Hybrid species of carnivorous plant

Sarracenia × charlesmoorei is a hybrid species of carnivorous plant native to southwest North Carolina, where it occurs in the southern Appalachian mountains. It is a hybrid between Sarracenia purpurea subsp. venosa var. montana and Sarracenia rubra subsp. jonesii, which have overlapping native ranges.

== Description ==
The appearance of Sarracenia × charlesmoorei may vary depending on how strong the hybrid is.

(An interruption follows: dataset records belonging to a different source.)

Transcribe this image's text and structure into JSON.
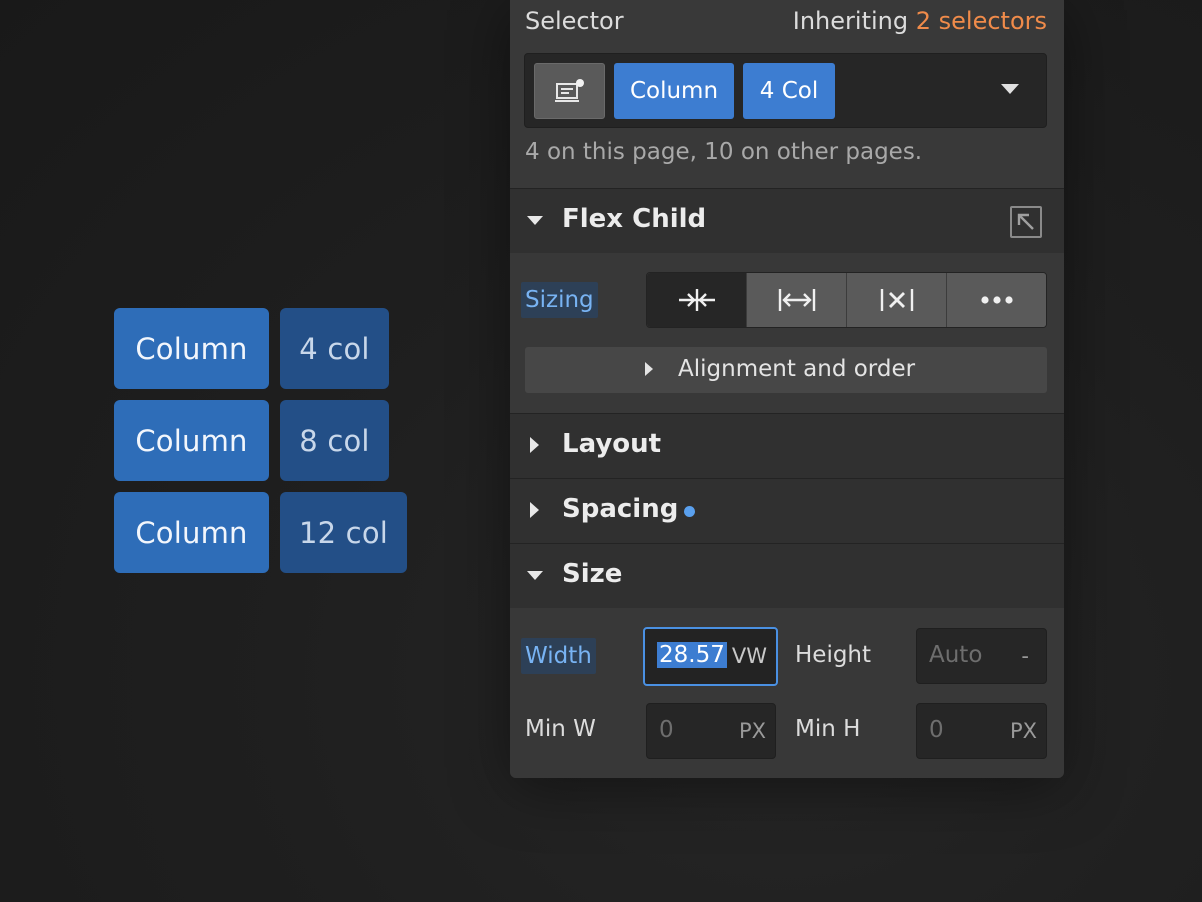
{
  "preview": {
    "rows": [
      {
        "column": "Column",
        "span": "4 col"
      },
      {
        "column": "Column",
        "span": "8 col"
      },
      {
        "column": "Column",
        "span": "12 col"
      }
    ]
  },
  "selector": {
    "title": "Selector",
    "inheriting_prefix": "Inheriting",
    "inheriting_link": "2 selectors",
    "chips": [
      "Column",
      "4 Col"
    ],
    "chip_icon": "element-icon",
    "count_text": "4 on this page, 10 on other pages."
  },
  "flex_child": {
    "title": "Flex Child",
    "expanded": true,
    "sizing_label": "Sizing",
    "sizing_options": [
      "shrink-icon",
      "grow-icon",
      "none-icon",
      "more-icon"
    ],
    "selected_sizing": "shrink-icon",
    "alignment_label": "Alignment and order"
  },
  "layout": {
    "title": "Layout",
    "expanded": false
  },
  "spacing": {
    "title": "Spacing",
    "expanded": false,
    "modified": true
  },
  "size": {
    "title": "Size",
    "expanded": true,
    "width_label": "Width",
    "width_value": "28.57",
    "width_unit": "VW",
    "height_label": "Height",
    "height_placeholder": "Auto",
    "height_unit": "-",
    "min_w_label": "Min W",
    "min_w_placeholder": "0",
    "min_w_unit": "PX",
    "min_h_label": "Min H",
    "min_h_placeholder": "0",
    "min_h_unit": "PX"
  },
  "colors": {
    "accent_blue": "#3d7dd1",
    "inherit_orange": "#f08b4a",
    "label_blue": "#78b3f3",
    "modified_dot": "#5aa0ee"
  }
}
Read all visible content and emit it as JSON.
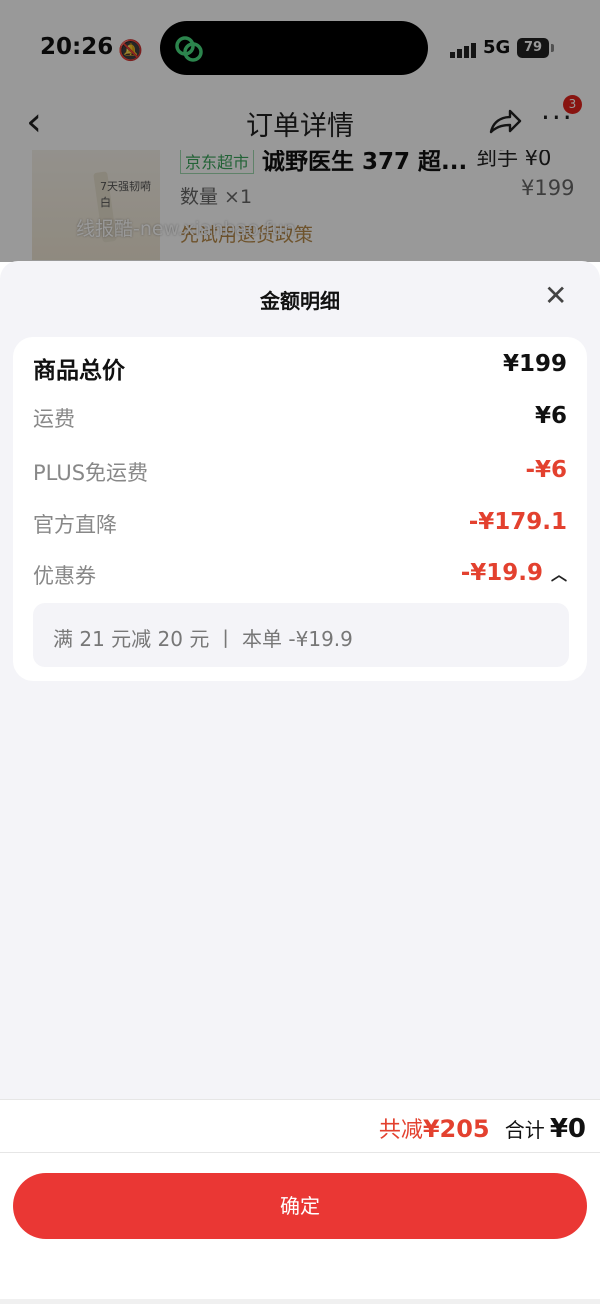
{
  "status_bar": {
    "time": "20:26",
    "network": "5G",
    "battery": "79"
  },
  "nav": {
    "title": "订单详情",
    "badge_count": "3"
  },
  "product": {
    "tag": "京东超市",
    "title": "诚野医生 377 超...",
    "price_hint": "到手 ¥0",
    "thumb_text": "7天强韧嗬白",
    "quantity": "数量 ×1",
    "price": "¥199",
    "promo": "先试用退货政策"
  },
  "watermark": "线报酷-new.xianbao.fun",
  "sheet": {
    "title": "金额明细",
    "rows": [
      {
        "label": "商品总价",
        "value": "¥199"
      },
      {
        "label": "运费",
        "value": "¥6"
      },
      {
        "label": "PLUS免运费",
        "value": "-¥6"
      },
      {
        "label": "官方直降",
        "value": "-¥179.1"
      },
      {
        "label": "优惠券",
        "value": "-¥19.9"
      }
    ],
    "coupon_detail": "满 21 元减 20 元  丨 本单 -¥19.9"
  },
  "footer": {
    "saved_label": "共减",
    "saved_value": "¥205",
    "total_label": "合计",
    "total_value": "¥0",
    "confirm_label": "确定"
  },
  "colors": {
    "accent": "#ea3734",
    "discount": "#e3412f",
    "sheet_bg": "#f4f4f8"
  }
}
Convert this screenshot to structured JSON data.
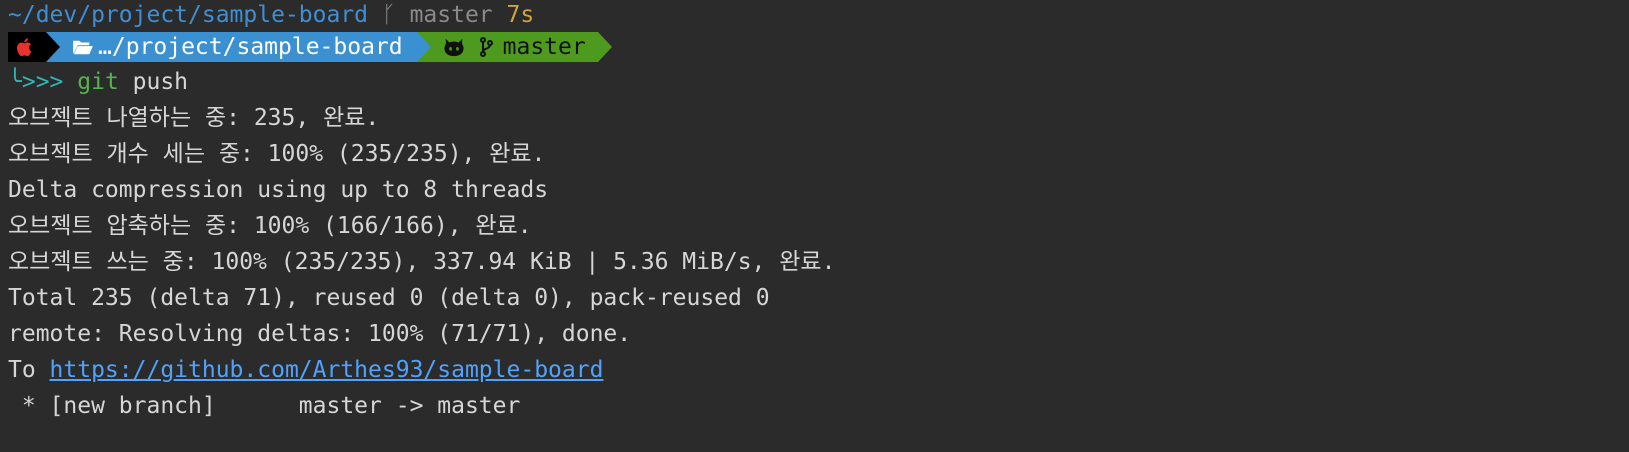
{
  "header": {
    "cwd": "~/dev/project/sample-board",
    "branch_icon": "git-branch-icon",
    "branch": "master",
    "duration": "7s"
  },
  "prompt": {
    "apple_icon": "apple-icon",
    "path_icon": "folder-open-icon",
    "path": "…/project/sample-board",
    "git_icon": "github-octocat-icon",
    "branch_icon": "git-branch-icon",
    "branch": "master",
    "colors": {
      "apple_bg": "#000000",
      "path_bg": "#3b90d1",
      "git_bg": "#4e9a1f"
    }
  },
  "command": {
    "prefix": "╰>>>",
    "cmd": "git",
    "args": " push"
  },
  "output": {
    "l1": "오브젝트 나열하는 중: 235, 완료.",
    "l2": "오브젝트 개수 세는 중: 100% (235/235), 완료.",
    "l3": "Delta compression using up to 8 threads",
    "l4": "오브젝트 압축하는 중: 100% (166/166), 완료.",
    "l5": "오브젝트 쓰는 중: 100% (235/235), 337.94 KiB | 5.36 MiB/s, 완료.",
    "l6": "Total 235 (delta 71), reused 0 (delta 0), pack-reused 0",
    "l7": "remote: Resolving deltas: 100% (71/71), done.",
    "to_label": "To ",
    "to_url": "https://github.com/Arthes93/sample-board",
    "l9": " * [new branch]      master -> master"
  }
}
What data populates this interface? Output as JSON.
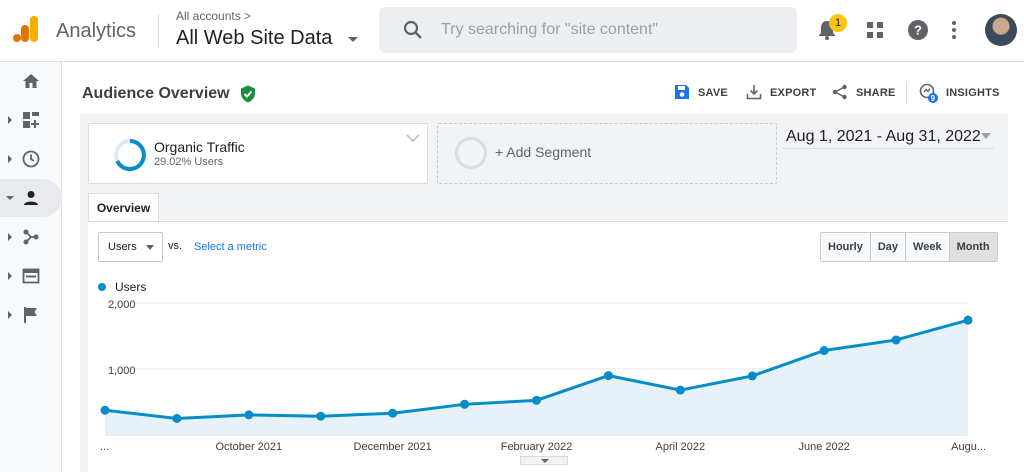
{
  "header": {
    "app_name": "Analytics",
    "account_label": "All accounts",
    "account_chevron": ">",
    "property": "All Web Site Data",
    "search_placeholder": "Try searching for \"site content\"",
    "notification_count": "1",
    "logo_colors": [
      "#f9ab00",
      "#e37400"
    ]
  },
  "sidebar": {
    "items": [
      {
        "icon": "home-icon"
      },
      {
        "icon": "customization-icon"
      },
      {
        "icon": "realtime-clock-icon"
      },
      {
        "icon": "audience-person-icon",
        "active": true
      },
      {
        "icon": "acquisition-icon"
      },
      {
        "icon": "behavior-icon"
      },
      {
        "icon": "conversions-flag-icon"
      }
    ]
  },
  "report": {
    "title": "Audience Overview",
    "actions": {
      "save": "SAVE",
      "export": "EXPORT",
      "share": "SHARE",
      "insights": "INSIGHTS"
    },
    "insights_badge": "9"
  },
  "segments": {
    "active": {
      "name": "Organic Traffic",
      "subtitle": "29.02% Users"
    },
    "add_label": "+ Add Segment"
  },
  "date_range": "Aug 1, 2021 - Aug 31, 2022",
  "tabs": {
    "overview": "Overview"
  },
  "controls": {
    "metric": "Users",
    "vs": "vs.",
    "select_metric": "Select a metric",
    "granularity": [
      "Hourly",
      "Day",
      "Week",
      "Month"
    ],
    "selected_granularity": "Month"
  },
  "colors": {
    "accent": "#058dc7",
    "link": "#1a73e8",
    "verified": "#1e8e3e"
  },
  "chart_data": {
    "type": "area",
    "series": [
      {
        "name": "Users",
        "values": [
          375,
          250,
          305,
          285,
          330,
          465,
          525,
          900,
          680,
          895,
          1280,
          1440,
          1740
        ]
      }
    ],
    "x": [
      "Aug 2021",
      "Sep 2021",
      "Oct 2021",
      "Nov 2021",
      "Dec 2021",
      "Jan 2022",
      "Feb 2022",
      "Mar 2022",
      "Apr 2022",
      "May 2022",
      "Jun 2022",
      "Jul 2022",
      "Aug 2022"
    ],
    "tick_labels": [
      "...",
      "October 2021",
      "December 2021",
      "February 2022",
      "April 2022",
      "June 2022",
      "Augu..."
    ],
    "y_ticks": [
      "1,000",
      "2,000"
    ],
    "ylim": [
      0,
      2000
    ],
    "grid": true,
    "legend": "top-left"
  }
}
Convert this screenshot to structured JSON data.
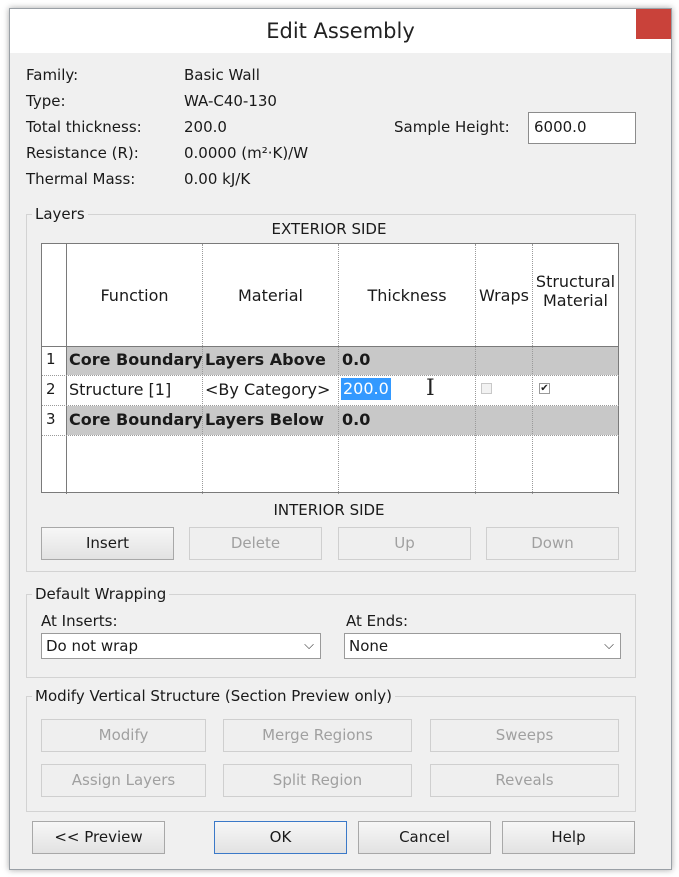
{
  "dialog": {
    "title": "Edit Assembly",
    "close_glyph": "✕"
  },
  "properties": {
    "family_label": "Family:",
    "family_value": "Basic Wall",
    "type_label": "Type:",
    "type_value": "WA-C40-130",
    "thickness_label": "Total thickness:",
    "thickness_value": "200.0",
    "resistance_label": "Resistance (R):",
    "resistance_value": "0.0000 (m²·K)/W",
    "thermal_label": "Thermal Mass:",
    "thermal_value": "0.00 kJ/K",
    "sample_height_label": "Sample Height:",
    "sample_height_value": "6000.0"
  },
  "layers": {
    "group_label": "Layers",
    "exterior_label": "EXTERIOR SIDE",
    "interior_label": "INTERIOR SIDE",
    "columns": {
      "function": "Function",
      "material": "Material",
      "thickness": "Thickness",
      "wraps": "Wraps",
      "structural1": "Structural",
      "structural2": "Material"
    },
    "rows": [
      {
        "num": "1",
        "function": "Core Boundary",
        "material": "Layers Above",
        "thickness": "0.0",
        "wraps": false,
        "structural": false
      },
      {
        "num": "2",
        "function": "Structure [1]",
        "material": "<By Category>",
        "thickness": "200.0",
        "wraps": false,
        "structural": true
      },
      {
        "num": "3",
        "function": "Core Boundary",
        "material": "Layers Below",
        "thickness": "0.0",
        "wraps": false,
        "structural": false
      }
    ],
    "buttons": {
      "insert": "Insert",
      "delete": "Delete",
      "up": "Up",
      "down": "Down"
    }
  },
  "wrapping": {
    "group_label": "Default Wrapping",
    "inserts_label": "At Inserts:",
    "inserts_value": "Do not wrap",
    "ends_label": "At  Ends:",
    "ends_value": "None"
  },
  "vertical": {
    "group_label": "Modify Vertical Structure (Section Preview only)",
    "modify": "Modify",
    "merge": "Merge Regions",
    "sweeps": "Sweeps",
    "assign": "Assign Layers",
    "split": "Split Region",
    "reveals": "Reveals"
  },
  "footer": {
    "preview": "<< Preview",
    "ok": "OK",
    "cancel": "Cancel",
    "help": "Help"
  },
  "icons": {
    "checkmark": "✔",
    "dropdown": "⌵",
    "cursor": "I"
  },
  "colors": {
    "close_bg": "#c9423a",
    "selection": "#3399ff",
    "core_row": "#c8c8c8"
  }
}
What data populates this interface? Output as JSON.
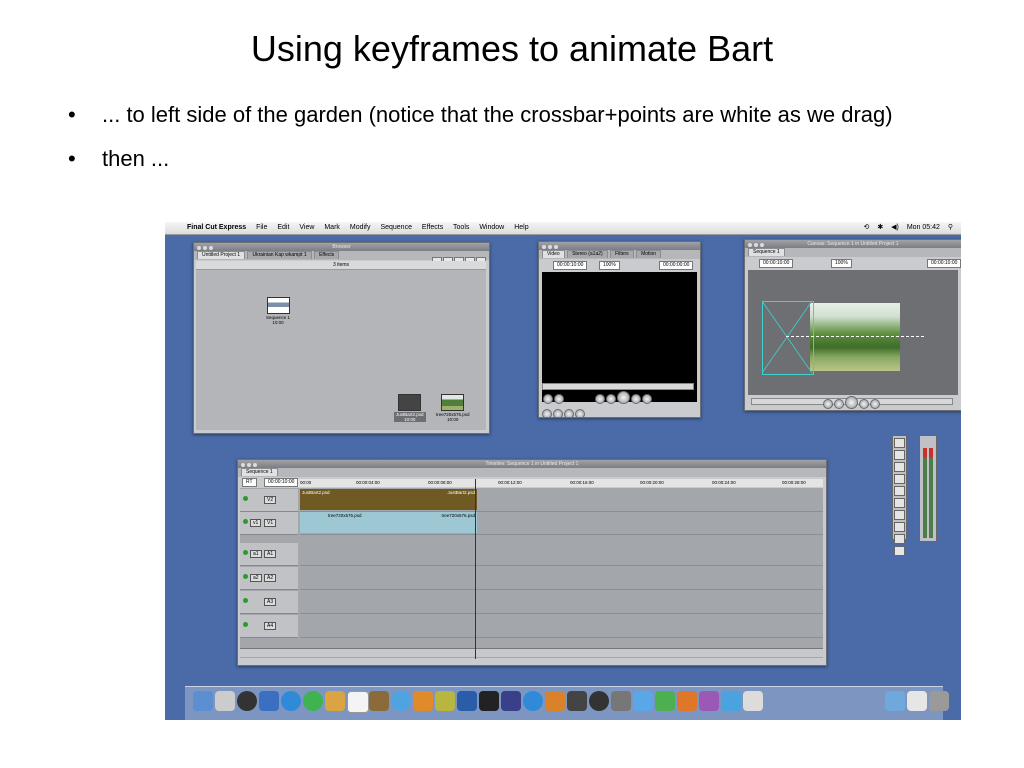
{
  "slide": {
    "title": "Using keyframes to animate Bart",
    "bullets": [
      "... to left side of the garden (notice that the crossbar+points are white as we drag)",
      "then ..."
    ]
  },
  "menubar": {
    "app": "Final Cut Express",
    "items": [
      "File",
      "Edit",
      "View",
      "Mark",
      "Modify",
      "Sequence",
      "Effects",
      "Tools",
      "Window",
      "Help"
    ],
    "clock": "Mon 05:42"
  },
  "browser": {
    "title": "Browser",
    "tabs": [
      "Untitled Project 1",
      "Ukrainian Kap wkampt 1",
      "Effects"
    ],
    "count": "3 items",
    "clips": [
      {
        "name": "Sequence 1",
        "duration": "10:00"
      },
      {
        "name": "JustBart2.psd",
        "duration": "10:00"
      },
      {
        "name": "tree720x576.psd",
        "duration": "10:00"
      }
    ]
  },
  "viewer": {
    "tabs": [
      "Video",
      "Stereo (a1a2)",
      "Filters",
      "Motion"
    ],
    "timecode_duration": "00:00:10:00",
    "zoom": "100%",
    "timecode_current": "00:00:00:00"
  },
  "canvas": {
    "title": "Canvas: Sequence 1 in Untitled Project 1",
    "tab": "Sequence 1",
    "timecode_duration": "00:00:10:00",
    "zoom": "100%",
    "timecode_current": "00:00:10:00"
  },
  "timeline": {
    "title": "Timeline: Sequence 1 in Untitled Project 1",
    "tab": "Sequence 1",
    "rt": "RT",
    "timecode": "00:00:10:00",
    "ruler": [
      "00:00",
      "00:00:04:00",
      "00:00:08:00",
      "00:00:12:00",
      "00:00:16:00",
      "00:00:20:00",
      "00:00:24:00",
      "00:00:28:00"
    ],
    "tracks": [
      {
        "a": "",
        "b": "V2",
        "clip_left": "JustBart2.psd",
        "clip_right": "JustBart2.psd"
      },
      {
        "a": "v1",
        "b": "V1",
        "clip_left": "tree720x576.psd",
        "clip_right": "tree720x576.psd"
      },
      {
        "a": "a1",
        "b": "A1"
      },
      {
        "a": "a2",
        "b": "A2"
      },
      {
        "a": "",
        "b": "A3"
      },
      {
        "a": "",
        "b": "A4"
      }
    ]
  }
}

A first generation plant has pitchers more erect than S. purpurea but wider and more robust than S. jonesii. The species often shows rich maroon veining and a deep red-purple throat, inheriting the intense pigments of both parents.

== Taxonomy ==

When the flowers of Sarracenia purpurea subsp. venosa var. montana and Sarracenia rubra subsp. jonesii are hybridized, their seed possesses hybrid qualities of both species. In 1821 the botanist Stephen Elliott described this plant as a distinct species in his Sketch of the Botany of South-Carolina and Georgia. He named it Sarracenia catesbaei, thinking it was a species in its own right rather than a hybrid. In 1904, Dr. Joseph Hinson Mellichamp, a physician and amateur botanist in South Carolina, realized that what Elliott called S. catesbaei was actually a natural hybrid. He proposed the name Sarracenia × charlesmoorei to honor his friend and fellow collector, "Charles F. Moore, a well-known naturalist from Brevard, North Carolina".